Much has been written on the art of delivering bad news. There are entire books and classes devoted to the subject. I am certainly a continuing student, not a master, in this field. The key is the understanding that the patient can not bridge the chasm of experience and expectation between him and the doctor; he can’t even meet the doctor half way. He can’t develop the perspective of seeing a dozen patients with the same illness go through treatment. He can’t review the literature about his disease. He will only hear the words “cancer” or “stroke” or “Alzheimer’s” or “ALS” and hear nothing else until the shock wears off. The doctor has to remember that his hundredth time of delivering terrible news is the patient’s first time hearing it.
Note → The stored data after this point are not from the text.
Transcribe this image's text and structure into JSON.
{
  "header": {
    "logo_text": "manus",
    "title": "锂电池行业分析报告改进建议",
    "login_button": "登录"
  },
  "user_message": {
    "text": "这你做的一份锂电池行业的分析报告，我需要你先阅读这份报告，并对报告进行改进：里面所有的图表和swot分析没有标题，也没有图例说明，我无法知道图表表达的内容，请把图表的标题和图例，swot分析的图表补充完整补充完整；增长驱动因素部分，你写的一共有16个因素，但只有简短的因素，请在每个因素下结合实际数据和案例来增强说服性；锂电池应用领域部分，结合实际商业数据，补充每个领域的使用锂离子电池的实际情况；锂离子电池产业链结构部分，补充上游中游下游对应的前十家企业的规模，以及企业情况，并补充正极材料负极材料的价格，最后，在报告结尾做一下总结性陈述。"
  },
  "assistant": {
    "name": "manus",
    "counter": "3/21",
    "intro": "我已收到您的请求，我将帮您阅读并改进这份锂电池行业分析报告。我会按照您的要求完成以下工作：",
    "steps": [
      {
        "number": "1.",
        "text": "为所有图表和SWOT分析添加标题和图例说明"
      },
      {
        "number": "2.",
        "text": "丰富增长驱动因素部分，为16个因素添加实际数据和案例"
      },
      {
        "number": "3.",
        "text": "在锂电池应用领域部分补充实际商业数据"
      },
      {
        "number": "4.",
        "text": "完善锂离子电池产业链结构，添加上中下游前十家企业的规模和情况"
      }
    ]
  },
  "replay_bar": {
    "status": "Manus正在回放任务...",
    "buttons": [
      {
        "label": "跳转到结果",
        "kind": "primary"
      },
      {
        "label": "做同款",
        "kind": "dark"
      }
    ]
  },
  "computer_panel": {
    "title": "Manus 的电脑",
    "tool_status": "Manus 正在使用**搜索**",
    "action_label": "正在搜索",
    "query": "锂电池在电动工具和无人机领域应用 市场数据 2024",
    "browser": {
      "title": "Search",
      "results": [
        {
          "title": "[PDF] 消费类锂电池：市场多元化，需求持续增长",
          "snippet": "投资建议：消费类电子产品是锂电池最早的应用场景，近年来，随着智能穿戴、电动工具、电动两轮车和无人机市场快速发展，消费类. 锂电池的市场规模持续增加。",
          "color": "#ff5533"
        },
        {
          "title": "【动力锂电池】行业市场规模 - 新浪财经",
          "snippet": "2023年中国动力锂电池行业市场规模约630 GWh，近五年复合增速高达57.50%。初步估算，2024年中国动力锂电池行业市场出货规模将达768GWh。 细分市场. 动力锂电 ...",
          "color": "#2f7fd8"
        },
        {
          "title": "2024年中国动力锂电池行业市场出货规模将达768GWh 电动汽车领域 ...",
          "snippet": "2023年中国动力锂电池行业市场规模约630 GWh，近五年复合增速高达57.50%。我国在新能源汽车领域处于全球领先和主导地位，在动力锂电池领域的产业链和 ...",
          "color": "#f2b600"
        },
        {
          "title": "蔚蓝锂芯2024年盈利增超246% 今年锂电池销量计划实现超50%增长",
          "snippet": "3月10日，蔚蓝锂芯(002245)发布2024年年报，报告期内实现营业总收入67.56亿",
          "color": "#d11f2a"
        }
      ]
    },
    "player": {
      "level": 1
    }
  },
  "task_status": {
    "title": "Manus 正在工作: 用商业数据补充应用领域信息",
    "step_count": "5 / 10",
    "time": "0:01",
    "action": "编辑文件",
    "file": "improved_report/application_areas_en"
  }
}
The surprising thing is the patient’s response. I’ve seen brilliant successful patients retreat behind a fortress of denial, leaving all important decisions to their upset and bewildered family. I’ve seen emotional breakdown, of course. But surprisingly frequently, even when the family expects emotional breakdowns, I’ve seen courage, and calm, and even acceptance.

About ten years ago, a middle-aged man who had been my patient for many years came to see me for some worrisome symptoms. I ordered a test and the following day called him with the results. He had a kind of cancer that usually had a terrible prognosis. A few days later, waiting for a procedure, he said to me “I have no regrets. I love my family. My family loves me. I’ve lived a good life.” He passed away within a month. He was not an old man. He would have been justified in ranting about the decades that were stolen from him. But instead he faced his mortality unflinchingly.

This week I told a sweet older lady that she has a life-threatening illness. Her son held her hand while I rubbed her shoulder. “Might this kill me?” she asked. I told her it might. We’re taking it a day at a time.

The lesson I keep relearning is that delivering bad news is tough. That’s probably a good thing. If it ever gets easy I should retire. The lesson patients keep teaching me is that they’re frequently tougher than anyone expected.